Can Scientists Figure Out Where Colliding Black Holes Come From?

When distant black holes (or neutron stars) collide, there’s a lot scientists can tell from the way they send gravitational waves rippling through space. That includes their masses, their distance, and how their spins line up with one another. But one question they’re still trying to figure out is, well, where are they?

Simulation of colliding neutron stars, an image I picked because it looked cool (Image: NASA Goddard Space Flight Center/Flickr)

There’s more to this story than mere appearances. Decoding the neighbourhood around these cataclysmic collisions could shed light on the origin stories of these black holes, and how they came to collide in the first place. Physicists think they have a new a way to help tell the full story of these colliding behemoths: By the way they spin into one another.

“We want to think about what’s nearby that can induce ellipticity,” Lisa Randall, Harvard theoretical physicist, told Gizmodo. “There’s this whole category of physics about how the environment can affect the merger.”

When a pair of black holes many times the mass of our sun come rip-roaring towards each other and collide, they send spacetime ripples throughout the universe in the form of gravitational waves.

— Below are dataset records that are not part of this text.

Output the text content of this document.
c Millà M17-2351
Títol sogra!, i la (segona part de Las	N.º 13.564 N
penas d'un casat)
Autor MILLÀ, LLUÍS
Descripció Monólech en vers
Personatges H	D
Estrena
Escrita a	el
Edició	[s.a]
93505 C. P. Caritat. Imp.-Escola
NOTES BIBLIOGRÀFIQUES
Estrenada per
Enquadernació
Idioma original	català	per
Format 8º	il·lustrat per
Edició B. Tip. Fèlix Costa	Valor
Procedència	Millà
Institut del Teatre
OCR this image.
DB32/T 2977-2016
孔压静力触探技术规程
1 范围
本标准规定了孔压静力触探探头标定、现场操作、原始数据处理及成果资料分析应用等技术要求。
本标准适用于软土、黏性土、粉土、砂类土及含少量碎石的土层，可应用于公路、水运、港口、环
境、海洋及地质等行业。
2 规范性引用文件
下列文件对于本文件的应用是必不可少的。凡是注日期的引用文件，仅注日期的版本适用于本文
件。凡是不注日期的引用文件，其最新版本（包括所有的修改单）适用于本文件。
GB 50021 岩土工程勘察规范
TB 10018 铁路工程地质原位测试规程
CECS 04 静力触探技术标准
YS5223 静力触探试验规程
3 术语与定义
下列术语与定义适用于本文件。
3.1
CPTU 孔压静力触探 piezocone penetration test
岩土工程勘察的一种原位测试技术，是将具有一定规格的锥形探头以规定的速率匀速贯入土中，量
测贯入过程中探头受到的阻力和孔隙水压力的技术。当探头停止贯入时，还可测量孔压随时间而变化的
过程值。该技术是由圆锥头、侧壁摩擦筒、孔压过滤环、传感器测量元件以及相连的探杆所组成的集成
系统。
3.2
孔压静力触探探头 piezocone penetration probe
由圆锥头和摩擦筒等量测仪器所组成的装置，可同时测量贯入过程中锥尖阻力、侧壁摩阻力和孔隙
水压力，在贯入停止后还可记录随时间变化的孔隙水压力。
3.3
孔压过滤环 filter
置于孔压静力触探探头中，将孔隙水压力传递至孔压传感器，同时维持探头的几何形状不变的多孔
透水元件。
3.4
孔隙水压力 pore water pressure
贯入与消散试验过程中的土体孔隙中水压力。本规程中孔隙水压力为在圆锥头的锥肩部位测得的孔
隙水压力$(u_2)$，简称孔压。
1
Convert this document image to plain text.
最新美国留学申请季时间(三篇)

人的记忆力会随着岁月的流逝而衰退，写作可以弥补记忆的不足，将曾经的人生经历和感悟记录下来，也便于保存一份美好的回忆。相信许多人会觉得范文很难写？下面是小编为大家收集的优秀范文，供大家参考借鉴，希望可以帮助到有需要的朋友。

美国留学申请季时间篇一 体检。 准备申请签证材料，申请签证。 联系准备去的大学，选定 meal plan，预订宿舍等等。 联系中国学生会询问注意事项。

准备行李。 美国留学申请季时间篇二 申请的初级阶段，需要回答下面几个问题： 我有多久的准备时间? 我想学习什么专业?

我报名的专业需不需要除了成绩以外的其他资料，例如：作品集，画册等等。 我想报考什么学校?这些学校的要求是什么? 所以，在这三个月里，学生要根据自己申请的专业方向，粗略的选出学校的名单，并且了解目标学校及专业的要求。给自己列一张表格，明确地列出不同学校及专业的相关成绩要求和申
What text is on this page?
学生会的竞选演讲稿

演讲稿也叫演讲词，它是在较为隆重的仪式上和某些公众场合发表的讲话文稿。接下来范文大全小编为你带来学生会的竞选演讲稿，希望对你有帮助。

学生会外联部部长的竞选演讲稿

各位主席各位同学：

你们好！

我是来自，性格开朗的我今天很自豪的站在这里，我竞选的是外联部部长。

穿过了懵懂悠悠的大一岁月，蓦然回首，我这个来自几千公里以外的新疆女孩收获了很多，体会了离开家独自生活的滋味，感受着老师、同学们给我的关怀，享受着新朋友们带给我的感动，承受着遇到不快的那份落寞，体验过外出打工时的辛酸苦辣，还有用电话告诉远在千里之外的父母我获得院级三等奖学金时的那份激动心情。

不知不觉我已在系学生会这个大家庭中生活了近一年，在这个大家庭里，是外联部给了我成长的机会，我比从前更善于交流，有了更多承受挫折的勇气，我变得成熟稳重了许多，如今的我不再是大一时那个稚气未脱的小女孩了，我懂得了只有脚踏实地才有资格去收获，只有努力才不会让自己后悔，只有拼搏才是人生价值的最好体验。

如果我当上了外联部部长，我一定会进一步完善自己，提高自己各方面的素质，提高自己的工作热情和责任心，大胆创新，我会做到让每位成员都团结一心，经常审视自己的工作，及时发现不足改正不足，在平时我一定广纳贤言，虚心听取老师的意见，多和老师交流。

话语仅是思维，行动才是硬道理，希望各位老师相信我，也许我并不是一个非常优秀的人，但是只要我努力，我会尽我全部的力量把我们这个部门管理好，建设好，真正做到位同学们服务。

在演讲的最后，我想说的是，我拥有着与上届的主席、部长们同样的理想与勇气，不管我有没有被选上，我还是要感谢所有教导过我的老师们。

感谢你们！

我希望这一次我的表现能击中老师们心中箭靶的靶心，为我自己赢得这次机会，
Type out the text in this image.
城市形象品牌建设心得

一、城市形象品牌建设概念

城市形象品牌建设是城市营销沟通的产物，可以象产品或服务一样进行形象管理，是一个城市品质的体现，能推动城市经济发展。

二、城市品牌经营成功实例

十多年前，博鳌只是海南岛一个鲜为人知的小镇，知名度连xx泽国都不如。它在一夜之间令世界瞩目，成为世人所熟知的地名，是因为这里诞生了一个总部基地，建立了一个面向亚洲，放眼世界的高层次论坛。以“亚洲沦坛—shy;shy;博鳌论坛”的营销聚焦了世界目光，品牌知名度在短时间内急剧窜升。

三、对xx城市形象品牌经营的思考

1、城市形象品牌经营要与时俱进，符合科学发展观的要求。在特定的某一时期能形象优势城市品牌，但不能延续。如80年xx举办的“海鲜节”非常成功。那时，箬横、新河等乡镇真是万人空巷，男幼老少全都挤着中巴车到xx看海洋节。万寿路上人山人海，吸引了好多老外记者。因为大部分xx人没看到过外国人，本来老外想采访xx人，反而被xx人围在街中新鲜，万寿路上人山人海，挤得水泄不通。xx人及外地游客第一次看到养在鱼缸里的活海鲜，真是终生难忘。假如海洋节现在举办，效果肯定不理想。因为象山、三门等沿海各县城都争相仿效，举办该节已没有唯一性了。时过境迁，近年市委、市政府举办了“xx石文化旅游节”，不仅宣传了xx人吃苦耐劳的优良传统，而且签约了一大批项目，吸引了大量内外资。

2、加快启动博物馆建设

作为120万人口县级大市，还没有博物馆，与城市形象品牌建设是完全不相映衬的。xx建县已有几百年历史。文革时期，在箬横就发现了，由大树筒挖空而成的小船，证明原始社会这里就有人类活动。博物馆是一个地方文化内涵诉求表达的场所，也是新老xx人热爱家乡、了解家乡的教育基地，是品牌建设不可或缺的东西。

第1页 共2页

Scientists measure these waves with large experiments, like the two LIGO detectors that announced their gravitational wave discovery back in 2016. The signal looks like a wave quickly increasing in frequency before disappearing, like the sound of a water droplet falling from a tap.

These signals correspond to a pair of black holes (or neutron stars) spiraling inwards until they collide. But if a third supermassive black hole was nearby, one millions or even billions of times the mass of the Sun, perhaps it would alter the motion and therefore be detectable in the signal, according to Randall’s research published recently on the arXiv preprint server. The presence of some other mass could cause their collision course to take on a more elliptical shape.

Scientists are still trying to understand the mathematics behind measuring this ellipticity. But it’s not easy. “This [effect] is possibly the hardest to account for,” Imre Bartos, assistant professor at the University of Florida explained to Gizmodo, “for computational reasons.”

If scientists could take ellipticity into account, perhaps they could tell how these black holes formed, or even detect the presence of more exotic things, such as dark matter. One team cites the work in an attempt to rule out a kind of dark matter, too. “There’s a lot of different directions to go in and I can’t say which will lead to the most exciting results,” said Randall. “But now that we can actually see colliding black holes, it makes the question, ‘what can we learn from them,’ a lot more interesting.”